With Spain exporting some well-regarded horror product these days (THE ORPHANAGE, [REC]), BACKWOODS is likely to get lost in the rental DVD shuffle, being neither true horror or particularly graphic in the depiction of its violence (even though almost all of it is committed with shotguns, at close range). The action is marred somewhat by one contrived scene of rape, by one dodgy makeup effect on the part of the feral child, and by an all too spot-on use of Leonard Cohen's "There Is A War"as a harbinger of conflict. Nonetheless, I enjoyed my time with BACKWOODS and I'll be curious to see what Koldo Serra does next.

5 Arbogasps:

Jonathan Lapper said...

I'd like to see that. I shall queue it up.

By the way, does your little horse think it queer? I know mine did, all the damn time. Never would stop where I wanted him to, always thought it queer.

Finally had to get rid of the fucker. Best move I ever made.

ARBOGAST said...

My little horse didn't think it so queer, but he reeeaaally had a problem with Brokeback Mountain.

Fox said...

Without giving anything away - I leave that up to you! :) - what did you think of the ending? It left me a little perturbed, and also made me wonder if it was the reason it was pushed straight-to-DVD. (I mean Gary Oldman and Paddy Considine aren't exactly lightweights.)

I agree with you that it's well made and also look forward to seeing what Serra does in the future. I have much more hope for the new Spanish horror than the new French.
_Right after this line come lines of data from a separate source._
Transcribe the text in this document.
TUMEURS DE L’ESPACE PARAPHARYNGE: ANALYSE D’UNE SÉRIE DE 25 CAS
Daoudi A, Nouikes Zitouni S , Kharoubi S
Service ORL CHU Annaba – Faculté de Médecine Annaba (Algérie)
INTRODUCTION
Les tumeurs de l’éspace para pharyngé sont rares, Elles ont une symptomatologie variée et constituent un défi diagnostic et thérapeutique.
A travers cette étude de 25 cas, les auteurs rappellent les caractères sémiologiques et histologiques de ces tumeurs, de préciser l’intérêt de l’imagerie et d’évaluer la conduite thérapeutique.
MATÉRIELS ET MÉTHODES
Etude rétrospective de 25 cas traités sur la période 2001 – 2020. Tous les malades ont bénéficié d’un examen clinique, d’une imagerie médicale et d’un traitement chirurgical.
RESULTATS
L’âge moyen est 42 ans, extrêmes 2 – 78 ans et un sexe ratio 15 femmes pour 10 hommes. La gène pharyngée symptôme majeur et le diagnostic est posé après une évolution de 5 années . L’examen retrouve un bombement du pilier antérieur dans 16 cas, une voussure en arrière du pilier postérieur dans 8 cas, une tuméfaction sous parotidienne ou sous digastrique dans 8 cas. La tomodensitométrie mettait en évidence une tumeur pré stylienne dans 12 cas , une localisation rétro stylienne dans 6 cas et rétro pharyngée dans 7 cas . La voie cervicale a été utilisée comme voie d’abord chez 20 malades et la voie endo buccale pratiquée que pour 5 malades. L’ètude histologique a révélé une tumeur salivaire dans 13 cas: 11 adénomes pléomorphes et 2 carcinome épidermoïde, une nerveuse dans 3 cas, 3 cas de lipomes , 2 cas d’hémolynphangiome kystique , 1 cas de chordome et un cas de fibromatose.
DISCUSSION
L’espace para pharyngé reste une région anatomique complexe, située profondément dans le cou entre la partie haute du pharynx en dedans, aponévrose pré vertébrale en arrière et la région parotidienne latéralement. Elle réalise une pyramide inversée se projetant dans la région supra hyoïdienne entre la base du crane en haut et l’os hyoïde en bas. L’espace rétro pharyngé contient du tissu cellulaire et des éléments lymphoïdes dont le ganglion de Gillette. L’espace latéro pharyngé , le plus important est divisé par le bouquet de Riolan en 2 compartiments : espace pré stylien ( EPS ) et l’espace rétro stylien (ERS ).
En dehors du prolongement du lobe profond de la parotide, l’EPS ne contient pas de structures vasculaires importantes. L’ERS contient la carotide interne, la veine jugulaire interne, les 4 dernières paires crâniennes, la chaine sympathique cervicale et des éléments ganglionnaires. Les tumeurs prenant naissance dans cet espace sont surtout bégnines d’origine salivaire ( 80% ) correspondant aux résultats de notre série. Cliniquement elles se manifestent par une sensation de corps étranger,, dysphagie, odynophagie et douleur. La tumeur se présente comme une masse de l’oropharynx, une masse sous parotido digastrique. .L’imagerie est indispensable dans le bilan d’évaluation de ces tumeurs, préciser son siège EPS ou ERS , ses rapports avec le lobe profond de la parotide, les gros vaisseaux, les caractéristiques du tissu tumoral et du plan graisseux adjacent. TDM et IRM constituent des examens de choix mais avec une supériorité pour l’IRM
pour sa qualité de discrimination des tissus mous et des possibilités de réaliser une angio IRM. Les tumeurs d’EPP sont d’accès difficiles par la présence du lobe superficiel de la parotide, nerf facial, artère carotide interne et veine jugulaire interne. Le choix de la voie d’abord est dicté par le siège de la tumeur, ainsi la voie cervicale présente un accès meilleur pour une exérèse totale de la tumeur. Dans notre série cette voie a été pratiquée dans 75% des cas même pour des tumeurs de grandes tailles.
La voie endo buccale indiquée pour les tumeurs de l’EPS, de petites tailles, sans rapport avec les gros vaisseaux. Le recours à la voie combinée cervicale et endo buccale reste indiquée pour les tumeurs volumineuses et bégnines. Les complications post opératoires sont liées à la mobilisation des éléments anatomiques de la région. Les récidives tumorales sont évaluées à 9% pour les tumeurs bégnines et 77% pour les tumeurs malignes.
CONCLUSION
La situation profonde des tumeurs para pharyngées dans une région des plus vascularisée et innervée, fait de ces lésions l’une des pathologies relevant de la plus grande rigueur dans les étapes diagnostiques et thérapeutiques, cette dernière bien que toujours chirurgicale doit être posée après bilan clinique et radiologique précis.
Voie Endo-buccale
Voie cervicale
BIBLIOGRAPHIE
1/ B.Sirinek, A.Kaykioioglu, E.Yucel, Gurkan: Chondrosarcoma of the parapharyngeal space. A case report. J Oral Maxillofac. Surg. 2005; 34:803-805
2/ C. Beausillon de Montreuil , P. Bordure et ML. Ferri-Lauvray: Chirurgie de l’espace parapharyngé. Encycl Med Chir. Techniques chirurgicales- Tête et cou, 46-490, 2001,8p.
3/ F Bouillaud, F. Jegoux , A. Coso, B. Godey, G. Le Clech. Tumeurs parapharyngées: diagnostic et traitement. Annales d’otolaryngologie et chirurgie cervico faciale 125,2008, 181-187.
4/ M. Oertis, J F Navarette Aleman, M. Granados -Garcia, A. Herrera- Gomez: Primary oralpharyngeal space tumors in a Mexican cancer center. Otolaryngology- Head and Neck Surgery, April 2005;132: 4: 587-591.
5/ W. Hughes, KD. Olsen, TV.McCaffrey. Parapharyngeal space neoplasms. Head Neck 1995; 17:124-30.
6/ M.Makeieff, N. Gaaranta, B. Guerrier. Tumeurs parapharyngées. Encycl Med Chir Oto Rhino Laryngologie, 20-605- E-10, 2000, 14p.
Lastly, was it coincidence that you watched Fronteir(s) and The Backwoods at the same time? Cuz they have somewhat similar themes... family, deformed girl, etc. That's rhetorical I guess, just found it interesting.

Peter Nellhaus said...

Two magic words: Virginie Ledoyan!

ARBOGAST said...

It was entirely coincidental that I watched Frontiere(s) and Backwoods more or less back to back and I'm glad I saw them in that order because one was like a tonic for the other. For all that Frontiere(s) piles on in the hopes of striking a nerve, Backwoods reduces and simplifies. Sure, it's going to annoy horror fans with its gentleness (I mean, even given the shotgun blasts and forced sodomy and all that) and its humanity (I didn't give enough props to Lluís Homar, who is such a complex character and very affecting in his final scene). The movie resists big actions and I think a lot of viewers will be frustrated by it... as intended. I fear I might be overselling Backwoods in my attempt to explain it and I don't want to make it out as a lost classic or anything... rather just a sober, intriguing drama and a handsome execution of somewhat ugly material.

Virginie Ledoyen is a peach (in a wet blouse no less) but I was more attracted to the older (but younger than me) Aitana Sánchez-Gijón... but I go for age and experience over winsomeness any day.